# KOBERT ESG 합치기 한 후


`필요 환경 및 패키지 설치`

In [None]:
!pip install mxnet
!pip install pandas tqdm
!pip install sentencepiece
!pip install transformers
!pip install torch
!pip install gluonnlp==0.10.0
!pip install 'git+https://github.com/SKTBrain/KoBERT.git#egg=kobert_tokenizer&subdirectory=kobert_hf'

In [None]:
import torch
from torch import nn
import torch.nn.functional as F
import torch.optim as optim
from torch.utils.data import Dataset, DataLoader
import pandas as pd
import json

import gluonnlp as nlp
import numpy as np
from tqdm import tqdm, tqdm_notebook
from kobert_tokenizer import KoBERTTokenizer
from transformers import BertModel

from transformers import AdamW
from transformers.optimization import get_cosine_schedule_with_warmup
import urllib.request
from google.colab import drive

drive.mount('/content/drive')

device = torch.device('cuda' if torch.cuda.is_available() else 'cpu')
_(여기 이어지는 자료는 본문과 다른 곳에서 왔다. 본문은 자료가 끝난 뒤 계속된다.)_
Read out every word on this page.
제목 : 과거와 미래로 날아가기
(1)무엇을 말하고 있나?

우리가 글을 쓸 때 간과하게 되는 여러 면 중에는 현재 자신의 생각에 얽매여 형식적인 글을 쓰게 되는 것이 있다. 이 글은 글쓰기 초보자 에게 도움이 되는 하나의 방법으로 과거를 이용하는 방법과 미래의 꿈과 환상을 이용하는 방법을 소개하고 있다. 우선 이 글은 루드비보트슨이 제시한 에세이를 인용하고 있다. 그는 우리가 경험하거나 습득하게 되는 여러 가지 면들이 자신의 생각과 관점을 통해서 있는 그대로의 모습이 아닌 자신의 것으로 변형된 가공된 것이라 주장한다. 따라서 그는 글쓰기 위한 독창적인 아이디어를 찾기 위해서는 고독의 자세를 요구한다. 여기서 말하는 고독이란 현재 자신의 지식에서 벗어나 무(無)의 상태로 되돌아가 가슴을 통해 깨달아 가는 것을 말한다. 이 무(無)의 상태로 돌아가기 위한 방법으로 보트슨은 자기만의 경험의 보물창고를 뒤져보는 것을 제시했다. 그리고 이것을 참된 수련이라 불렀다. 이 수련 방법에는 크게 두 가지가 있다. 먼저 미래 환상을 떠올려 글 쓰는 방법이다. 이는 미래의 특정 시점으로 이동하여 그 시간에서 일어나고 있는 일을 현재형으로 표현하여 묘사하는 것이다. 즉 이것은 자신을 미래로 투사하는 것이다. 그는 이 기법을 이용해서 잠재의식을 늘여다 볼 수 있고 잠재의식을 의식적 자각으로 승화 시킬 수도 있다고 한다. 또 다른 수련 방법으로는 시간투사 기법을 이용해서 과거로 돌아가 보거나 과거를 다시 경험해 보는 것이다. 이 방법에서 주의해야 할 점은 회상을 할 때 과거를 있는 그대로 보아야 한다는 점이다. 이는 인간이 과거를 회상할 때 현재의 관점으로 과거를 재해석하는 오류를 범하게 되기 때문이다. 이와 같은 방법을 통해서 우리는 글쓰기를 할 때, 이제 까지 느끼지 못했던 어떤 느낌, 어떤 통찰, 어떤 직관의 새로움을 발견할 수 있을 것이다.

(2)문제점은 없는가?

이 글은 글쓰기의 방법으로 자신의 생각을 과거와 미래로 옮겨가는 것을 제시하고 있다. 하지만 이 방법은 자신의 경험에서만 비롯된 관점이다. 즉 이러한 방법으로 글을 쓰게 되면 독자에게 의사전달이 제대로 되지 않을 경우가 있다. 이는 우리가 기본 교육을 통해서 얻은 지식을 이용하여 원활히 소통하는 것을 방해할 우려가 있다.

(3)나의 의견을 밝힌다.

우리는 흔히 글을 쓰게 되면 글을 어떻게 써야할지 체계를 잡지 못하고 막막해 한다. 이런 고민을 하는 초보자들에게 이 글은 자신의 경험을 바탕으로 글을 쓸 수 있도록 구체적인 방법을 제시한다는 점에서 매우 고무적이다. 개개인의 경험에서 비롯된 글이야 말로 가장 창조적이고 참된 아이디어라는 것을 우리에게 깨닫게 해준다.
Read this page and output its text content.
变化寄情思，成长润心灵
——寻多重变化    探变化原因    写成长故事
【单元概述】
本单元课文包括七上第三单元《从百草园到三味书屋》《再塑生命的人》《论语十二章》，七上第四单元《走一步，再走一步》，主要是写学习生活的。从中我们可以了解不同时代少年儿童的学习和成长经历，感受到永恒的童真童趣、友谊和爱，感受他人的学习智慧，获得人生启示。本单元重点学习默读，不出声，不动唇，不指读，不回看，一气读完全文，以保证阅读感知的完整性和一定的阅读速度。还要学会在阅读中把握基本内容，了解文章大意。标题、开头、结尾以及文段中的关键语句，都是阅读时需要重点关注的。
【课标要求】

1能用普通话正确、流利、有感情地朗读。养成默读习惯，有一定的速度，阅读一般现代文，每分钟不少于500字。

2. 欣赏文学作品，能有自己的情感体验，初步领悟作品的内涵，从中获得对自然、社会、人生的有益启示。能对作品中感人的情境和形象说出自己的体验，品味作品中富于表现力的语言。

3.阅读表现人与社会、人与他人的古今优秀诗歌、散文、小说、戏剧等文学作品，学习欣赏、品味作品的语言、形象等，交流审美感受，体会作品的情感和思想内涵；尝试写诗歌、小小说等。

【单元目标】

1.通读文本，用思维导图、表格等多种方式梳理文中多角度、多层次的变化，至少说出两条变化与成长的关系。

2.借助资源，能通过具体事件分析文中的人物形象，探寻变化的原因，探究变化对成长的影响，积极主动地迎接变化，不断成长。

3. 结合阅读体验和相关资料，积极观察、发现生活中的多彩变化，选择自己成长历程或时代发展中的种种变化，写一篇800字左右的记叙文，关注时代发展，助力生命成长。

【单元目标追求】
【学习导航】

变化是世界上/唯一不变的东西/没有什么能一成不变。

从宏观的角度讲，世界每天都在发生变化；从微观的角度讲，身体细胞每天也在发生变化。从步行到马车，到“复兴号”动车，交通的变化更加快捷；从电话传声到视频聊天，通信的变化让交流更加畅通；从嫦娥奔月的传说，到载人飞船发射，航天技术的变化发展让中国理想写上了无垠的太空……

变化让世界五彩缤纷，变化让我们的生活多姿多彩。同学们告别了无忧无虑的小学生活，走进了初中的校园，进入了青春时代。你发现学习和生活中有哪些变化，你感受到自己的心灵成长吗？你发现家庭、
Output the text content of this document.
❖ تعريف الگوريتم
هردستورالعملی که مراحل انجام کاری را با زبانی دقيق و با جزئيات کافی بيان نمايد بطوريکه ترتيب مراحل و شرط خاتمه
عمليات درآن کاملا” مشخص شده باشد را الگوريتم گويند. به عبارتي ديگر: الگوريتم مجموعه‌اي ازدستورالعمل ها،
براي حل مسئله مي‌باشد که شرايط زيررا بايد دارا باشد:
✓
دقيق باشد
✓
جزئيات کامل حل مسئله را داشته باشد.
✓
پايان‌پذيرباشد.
kobert_tokenizer = KoBERTTokenizer.from_pretrained('skt/kobert-base-v1')

word_tokenizer = kobert_tokenizer.tokenize

kobertmodel = BertModel.from_pretrained('skt/kobert-base-v1', return_dict=False)

vocab = nlp.vocab.BERTVocab.from_sentencepiece(kobert_tokenizer.vocab_file, padding_token='[PAD]')

`사전 파라미터 지정`

In [4]:
max_len = 128
batch_size = 32
warmup_ratio = 0.1
num_epochs = 5
max_grad_norm = 1
log_interval = 200
learning_rate =  5e-5

`데이터셋 구축 & 모델 구축`

- test input dataset

In [5]:
class BERTDataset(Dataset):
    def __init__(self, dataset, word_tokenizer, max_len, vocab , pad, pair) :
        self.transform = nlp.data.BERTSentenceTransform(word_tokenizer, max_seq_length = max_len, vocab = vocab, pad = pad, pair = pair)
        self.dataset = [sent.replace('\xa0', '') for sent in dataset]
        self.sentences = [self.transform(sent) for sent in self.dataset]

    def __getitem__(self, i):
        return (self.sentences[i])

    def __len__(self):
        return (len(self.sentences))

- esg model 정의

In [6]:
class BERT_ESG_Classifier(nn.Module):
    def __init__(self,
                 bert,
                 hidden_size = 768,
                 num_classes = 3,
                 dr_rate = None,
                 params = None):
        super(BERT_ESG_Classifier, self).__init__()
        self.bert = bert
        self.dr_rate = dr_rate
        self.regressor = nn.Linear(hidden_size, num_classes)
        if dr_rate:
            self.dropout = nn.Dropout(p = dr_rate)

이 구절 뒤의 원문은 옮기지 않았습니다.